Shruti Ranjan is traumatized by Nirbhaya’s rape and in turn is dragged back into the Indian politics by Daivik, an activist who launches his own political party “Azad Bharat Party”. From there on, Shruti Ranjan’s fight for the post of Prime Minister begins. Now I am sure you can understand the parallelism between these fictional and real political parties, mentioning it explicitly would be politically incorrect. After that, the book dives into the murky ways of political class, extent to which the politicians can go to satiate their lust for money and power and how the game of thrones is played by the mix of brains and money.
In the book, Tuhin has given readers a peek into the personal life of people involved in politics, and has shown that how this proclivity for power is not just limited to their professional lives, but has manifested itself in the very spirit of a person.

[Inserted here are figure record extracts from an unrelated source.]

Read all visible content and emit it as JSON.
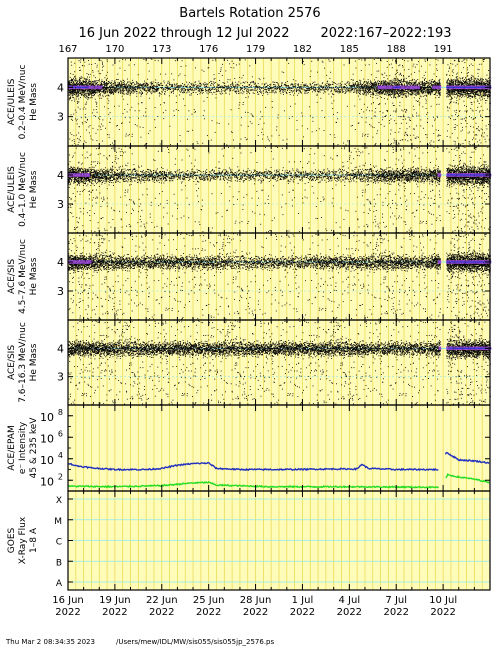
{
  "header": {
    "title": "Bartels Rotation 2576",
    "date_range": "16 Jun 2022 through 12 Jul 2022",
    "doy_range": "2022:167–2022:193"
  },
  "footer": {
    "timestamp": "Thu Mar  2 08:34:35 2023",
    "path": "/Users/mew/IDL/MW/sis055/sis055jp_2576.ps"
  },
  "colors": {
    "day_fill": "#fffbb8",
    "day_line": "#e8d84a",
    "grid_cyan": "#8ee8f0",
    "purple": "#a050e0",
    "blue": "#2030d8",
    "epam_high": "#1f2fbf",
    "epam_low": "#22dd22"
  },
  "chart_data": {
    "type": "scatter",
    "x_start_doy": 167,
    "x_end_doy": 194,
    "top_axis_doy_labels": [
      "167",
      "170",
      "173",
      "176",
      "179",
      "182",
      "185",
      "188",
      "191"
    ],
    "bottom_axis_date_labels": [
      {
        "day": "16 Jun",
        "year": "2022"
      },
      {
        "day": "19 Jun",
        "year": "2022"
      },
      {
        "day": "22 Jun",
        "year": "2022"
      },
      {
        "day": "25 Jun",
        "year": "2022"
      },
      {
        "day": "28 Jun",
        "year": "2022"
      },
      {
        "day": "1 Jul",
        "year": "2022"
      },
      {
        "day": "4 Jul",
        "year": "2022"
      },
      {
        "day": "7 Jul",
        "year": "2022"
      },
      {
        "day": "10 Jul",
        "year": "2022"
      }
    ],
    "panels": [
      {
        "id": "uleis1",
        "ylabel": [
          "ACE/ULEIS",
          "0.2–0.4 MeV/nuc",
          "He Mass"
        ],
        "yticks": [
          "3",
          "4"
        ],
        "ylim": [
          2.0,
          5.0
        ],
        "data_gap_doy": [
          190.8,
          191.2
        ],
        "density_profile": [
          {
            "doy": 167.0,
            "density": 1.0
          },
          {
            "doy": 168.3,
            "density": 0.85
          },
          {
            "doy": 170.0,
            "density": 0.35
          },
          {
            "doy": 173.0,
            "density": 0.15
          },
          {
            "doy": 176.0,
            "density": 0.12
          },
          {
            "doy": 180.0,
            "density": 0.12
          },
          {
            "doy": 185.0,
            "density": 0.15
          },
          {
            "doy": 188.0,
            "density": 0.9
          },
          {
            "doy": 190.0,
            "density": 0.5
          },
          {
            "doy": 191.5,
            "density": 1.0
          },
          {
            "doy": 194.0,
            "density": 1.0
          }
        ]
      },
      {
        "id": "uleis2",
        "ylabel": [
          "ACE/ULEIS",
          "0.4–1.0 MeV/nuc",
          "He Mass"
        ],
        "yticks": [
          "3",
          "4"
        ],
        "ylim": [
          2.0,
          5.0
        ],
        "data_gap_doy": [
          190.8,
          191.2
        ],
        "density_profile": [
          {
            "doy": 167.0,
            "density": 0.85
          },
          {
            "doy": 170.0,
            "density": 0.3
          },
          {
            "doy": 175.0,
            "density": 0.1
          },
          {
            "doy": 180.0,
            "density": 0.12
          },
          {
            "doy": 185.0,
            "density": 0.15
          },
          {
            "doy": 188.0,
            "density": 0.5
          },
          {
            "doy": 190.0,
            "density": 0.35
          },
          {
            "doy": 191.5,
            "density": 0.95
          },
          {
            "doy": 194.0,
            "density": 0.95
          }
        ]
      },
      {
        "id": "sis1",
        "ylabel": [
          "ACE/SIS",
          "4.5–7.6 MeV/nuc",
          "He Mass"
        ],
        "yticks": [
          "3",
          "4"
        ],
        "ylim": [
          2.0,
          5.0
        ],
        "data_gap_doy": [
          190.8,
          191.2
        ],
        "density_profile": [
          {
            "doy": 167.0,
            "density": 0.8
          },
          {
            "doy": 170.0,
            "density": 0.4
          },
          {
            "doy": 175.0,
            "density": 0.3
          },
          {
            "doy": 180.0,
            "density": 0.25
          },
          {
            "doy": 185.0,
            "density": 0.3
          },
          {
            "doy": 188.0,
            "density": 0.45
          },
          {
            "doy": 190.0,
            "density": 0.3
          },
          {
            "doy": 191.5,
            "density": 1.0
          },
          {
            "doy": 194.0,
            "density": 1.0
          }
        ]
      },
      {
        "id": "sis2",
        "ylabel": [
          "ACE/SIS",
          "7.6–16.3 MeV/nuc",
          "He Mass"
        ],
        "yticks": [
          "3",
          "4"
        ],
        "ylim": [
          2.0,
          5.0
        ],
        "data_gap_doy": [
          190.8,
          191.2
        ],
        "density_profile": [
          {
            "doy": 167.0,
            "density": 0.55
          },
          {
            "doy": 175.0,
            "density": 0.4
          },
          {
            "doy": 185.0,
            "density": 0.4
          },
          {
            "doy": 190.0,
            "density": 0.35
          },
          {
            "doy": 191.5,
            "density": 0.9
          },
          {
            "doy": 194.0,
            "density": 0.9
          }
        ]
      }
    ],
    "epam": {
      "type": "line",
      "ylabel": [
        "ACE/EPAM",
        "e⁻ Intensity",
        "45 & 235 keV"
      ],
      "yscale": "log",
      "ylim_log10": [
        1,
        9
      ],
      "yticks": [
        {
          "base": "10",
          "exp": "2"
        },
        {
          "base": "10",
          "exp": "4"
        },
        {
          "base": "10",
          "exp": "6"
        },
        {
          "base": "10",
          "exp": "8"
        }
      ],
      "series": [
        {
          "channel": "45 keV",
          "points": [
            {
              "doy": 167.0,
              "log10": 3.6
            },
            {
              "doy": 167.5,
              "log10": 3.35
            },
            {
              "doy": 168.5,
              "log10": 3.15
            },
            {
              "doy": 170.0,
              "log10": 3.0
            },
            {
              "doy": 172.0,
              "log10": 3.0
            },
            {
              "doy": 173.0,
              "log10": 3.1
            },
            {
              "doy": 174.0,
              "log10": 3.4
            },
            {
              "doy": 175.0,
              "log10": 3.55
            },
            {
              "doy": 176.0,
              "log10": 3.6
            },
            {
              "doy": 176.5,
              "log10": 3.1
            },
            {
              "doy": 178.0,
              "log10": 3.0
            },
            {
              "doy": 181.0,
              "log10": 3.0
            },
            {
              "doy": 184.0,
              "log10": 3.05
            },
            {
              "doy": 185.5,
              "log10": 3.05
            },
            {
              "doy": 185.8,
              "log10": 3.5
            },
            {
              "doy": 186.2,
              "log10": 3.1
            },
            {
              "doy": 188.0,
              "log10": 3.0
            },
            {
              "doy": 190.7,
              "log10": 3.0
            },
            {
              "doy": 191.2,
              "log10": 4.6
            },
            {
              "doy": 192.0,
              "log10": 3.9
            },
            {
              "doy": 193.0,
              "log10": 3.8
            },
            {
              "doy": 194.0,
              "log10": 3.6
            }
          ]
        },
        {
          "channel": "235 keV",
          "points": [
            {
              "doy": 167.0,
              "log10": 1.45
            },
            {
              "doy": 170.0,
              "log10": 1.4
            },
            {
              "doy": 173.0,
              "log10": 1.5
            },
            {
              "doy": 175.0,
              "log10": 1.75
            },
            {
              "doy": 176.0,
              "log10": 1.8
            },
            {
              "doy": 176.5,
              "log10": 1.55
            },
            {
              "doy": 180.0,
              "log10": 1.4
            },
            {
              "doy": 185.0,
              "log10": 1.4
            },
            {
              "doy": 190.7,
              "log10": 1.35
            },
            {
              "doy": 191.3,
              "log10": 2.5
            },
            {
              "doy": 192.0,
              "log10": 2.3
            },
            {
              "doy": 193.0,
              "log10": 2.1
            },
            {
              "doy": 194.0,
              "log10": 1.8
            }
          ]
        }
      ]
    },
    "goes": {
      "ylabel": [
        "GOES",
        "X-Ray Flux",
        "1–8 A"
      ],
      "ytick_labels": [
        "A",
        "B",
        "C",
        "M",
        "X"
      ]
    }
  }
}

As you go further in the book, the similarity between real and fictional characters becomes so evident, that it displays the lack of creativity on author’s part. And the portions where author has tried to implant his creativity are typically Bollywood-inspired, like the good girls falling into the trap of hot , bad guys and a patriotic Sardarji, putting his job at stake for his motherland, lands the helicopter carrying the heroine in mid of a large audience.
The book needed a stronger plot, so as to be truly called a political fiction. It does try to examine the loopholes in our system and also poses questions about the functioning of our government, legal system and political parties, but go for it only if you don’t mind a tinge of emotional drama inspired by Hindi TV soaps.